Ghee is widely used in Indian cuisine. All over India, rice is sometimes traditionally prepared or served with ghee (including biryani). In Rajasthan, ghee is eaten with baati. All over north India, people sometimes dab roti with ghee. In Bengal (both West Bengal and Bangladesh) and Gujarat, ghee is served with kichdi, which is an evening meal (or dinner) of rice with lentils cooked in curry made from yogurt, cumin seeds, curry leaves, ghee, cornflour, turmeric, garlic, and salt. Ghee is also used to prepare kadhi and used in Indian sweets such as Mysore pak, and different varieties of halva and laddu.
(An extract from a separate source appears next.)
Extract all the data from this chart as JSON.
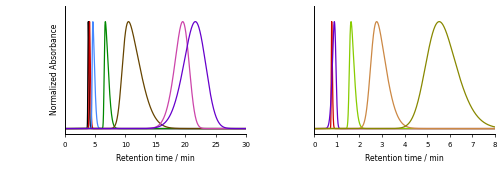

Punjabi cuisine prepared in restaurants uses large amounts of ghee. Naan and roti are sometimes brushed with ghee, either during preparation or while serving. Ghee is an important part of Punjabi cuisine and traditionally, the parathas, daals, and curries in Punjab often use ghee instead of oil, to make them rich in taste. Different types of ghees are used in different types of cooking recipes; for example, ghee made from cow’s milk (Bengali: গাওয়া ঘী gaoa ghi) is traditionally served with rice or roti or just a generous sprinkle over the top of a curry or daal (lentils), but for cooking purposes, ghee made from buffalo’s milk is used generally.
Ghee is an ideal fat for deep frying because its smoke point (where its molecules begin to break down) is 250 °C (482 °F), which is well above typical cooking temperatures of around 200 °C (392 °F) and above that of most vegetable oils.
As with all oils, intake of these should be minimal – no matter it’s claims of health benefits.